Ach wie wohltuend, dass nicht alle in die Hysterie einstimmen und der eine oder andere doch noch einen klaren Kopf behält! Bei 5.100 freien Intensivbetten mitten in der Erkältungs-/Grippe-/Corona-Saison ist die von der Politik permanent und massiv geschürte Panik doch absolut überzogen!
Klar spielen für die Kliniken auch wirtschaftliche Aspekte eine Rolle, aber das ist ja nicht per se verwerflich, sondern von der Politik ja gerade auch so gewollt. Schließlich hat die Politik - und gerade auch die in der Ära Merkel - immer stärker den Wettbewerb im Bereich des Gesundheitswesens propagiert.

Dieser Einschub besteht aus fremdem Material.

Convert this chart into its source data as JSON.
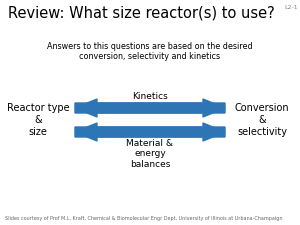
{
  "title": "Review: What size reactor(s) to use?",
  "slide_id": "L2-1",
  "subtitle": "Answers to this questions are based on the desired\nconversion, selectivity and kinetics",
  "left_label": "Reactor type\n&\nsize",
  "right_label": "Conversion\n&\nselectivity",
  "top_arrow_label": "Kinetics",
  "bottom_arrow_label": "Material &\nenergy\nbalances",
  "footer": "Slides courtesy of Prof M.L. Kraft, Chemical & Biomolecular Engr Dept, University of Illinois at Urbana-Champaign",
  "background_color": "#ffffff",
  "arrow_color": "#2E75B6",
  "title_fontsize": 10.5,
  "subtitle_fontsize": 5.8,
  "label_fontsize": 7,
  "arrow_label_fontsize": 6.5,
  "footer_fontsize": 3.5,
  "slide_id_fontsize": 4.5
}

... dass die Folgeschäden von Corona dement machen. Mal sehen, was ich morgen für eine medizinische Weisheit lese, Impotenz, Legasthenie, Lepra? Ich kann mich noch gut an die Berichte der Corona-Patienten im Frühling erinnern, die Abschiedsworte per Facebook und dergleichen sandten und dann in die Klinik einfuhren. Mit solch Angst- und Panikmodus funktioniert keine Gesundung. Im vollen Bewusstsein intubiert und ins Koma versetzt, das war damals ein Kracher. Mittlerweile wurde dieses Verfahren in den Müll geworfen und Bergamo geht es wieder besser.

intubiert wird nach Narkoseeinleitung! Kriegen Sie wegen Hustenreflex sonst garnicht hin.

Arzt isser also auch noch.

Ein Tausendsassa, dieser @Pommernschaedel. 😆

... kommende Pandemie abe ich eine Idee, wir setzen @Pommernschaedel als Entscheidungsträger, Wirtschaftsweise und Virologe ein.
Der hat ja wirklich auch zu jedem Thema hier die passende und seiner Meinung nach auch die richtige Meinung parat.🤦‍♂️
Respekt an der Stelle !
@Pommernschaedel for Präsident 😆

https://www.youtube.com/watch?v=h_EDV_7s7Dc

Stand for Health Freedom hatte kürzlich die Ehre, sich mit der Holocaust-Überlebenden Vera Sharav zusammenzusetzen und ihre persönliche Geschichte im Film festzuhalten. Es ist eine Geschichte, die jeder Einzelne hören muss. Frau Sharav ist eine renommierte Verfechterin der Menschenrechte und Expertin für biomedizinische Forschungsethik. Sie bietet seltene und wertvolle Einblicke in die öffentliche Gesundheit und den Ausnahmezustand, die jedes einzelne unserer Leben betreffen. Sie zieht auch Parallelen zwischen dem, was im nationalsozialistischen Deutschland passiert ist und dem, was heute in unserer Gesellschaft passiert - und diskutiert, warum es für uns wichtiger denn je ist, Stellung zu beziehen.